SARS-CoV-2 is a novel coronavirus that has caused a global pandemic of COVID-19, a respiratory disease with severe complications and high mortality. The structure and genome of SARS-CoV-2 have been extensively studied to understand its origin, evolution, transmission, pathogenesis, and potential targets for diagnosis, treatment, and prevention. The spike glycoprotein is the key viral protein that mediates the entry of the virus into host cells by binding to the ACE2 receptor. The spike protein also elicits neutralizing antibodies and cellular immune responses in the host, making it a promising candidate for vaccine development. The genome of SARS-CoV-2 is a positive-sense single-stranded RNA that encodes 16 non-structural proteins and four structural proteins, as well as several accessory proteins that modulate the host immune response. The genome of SARS-CoV-2 is highly similar to those of SARS-like bat coronaviruses, but with some mutations and deletions that confer distinct features and functions.
Despite the rapid progress in the characterization of SARS-CoV-2, many questions remain unanswered and challenges persist. For example:
- What are the molecular mechanisms of viral replication, transcription, and translation in host cells?
- How does the virus evade or manipulate the innate and adaptive immune responses of the host?
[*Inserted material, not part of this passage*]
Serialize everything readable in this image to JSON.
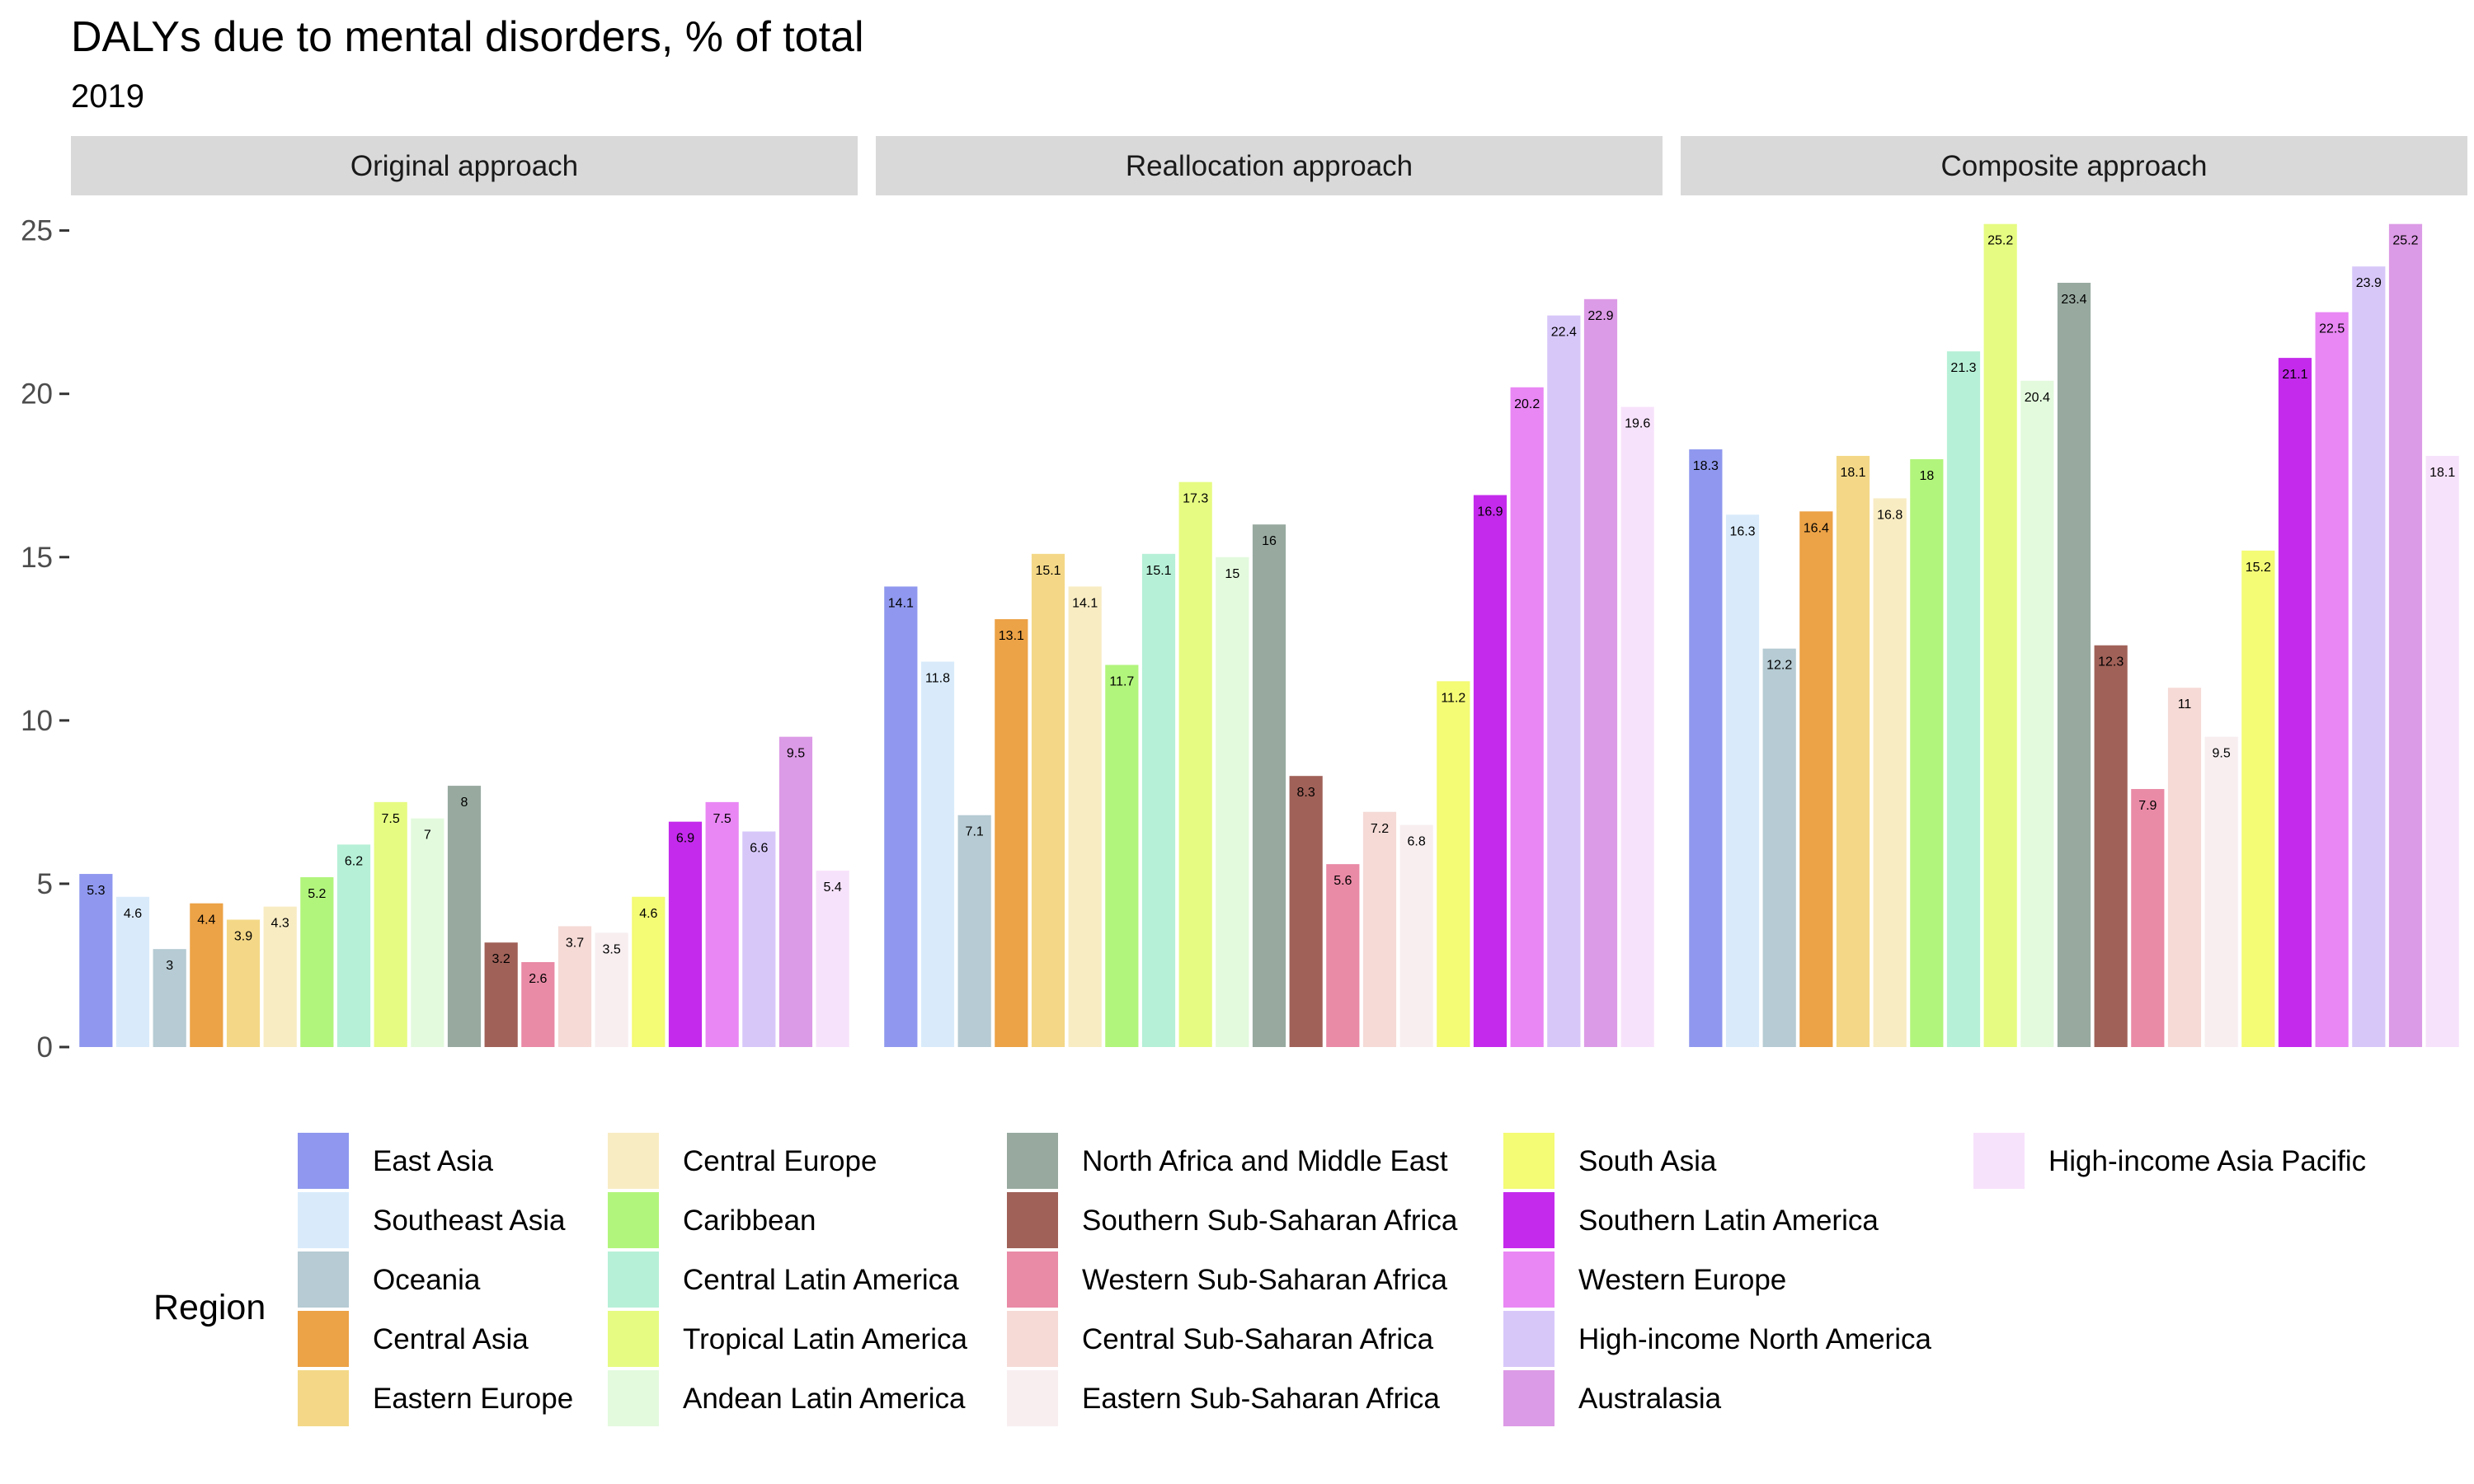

- What are the factors that determine the virulence, transmissibility, and tropism of the virus?
- How does the virus interact with other co-infections or co-morbidities in the host?
- What are the genetic diversity and evolution of the virus in different populations and environments?
- How can we develop effective and safe vaccines and therapeutics against the virus?
- How can we improve the surveillance, diagnosis, and prevention of COVID-19 outbreaks?
These are some of the important research directions that need to be pursued in order to combat this emerging threat to global health. The scientific community has shown remarkable collaboration and innovation in responding to this unprecedented challenge. It is hoped that through continued efforts and cooperation, we can overcome this pandemic and prepare for future ones.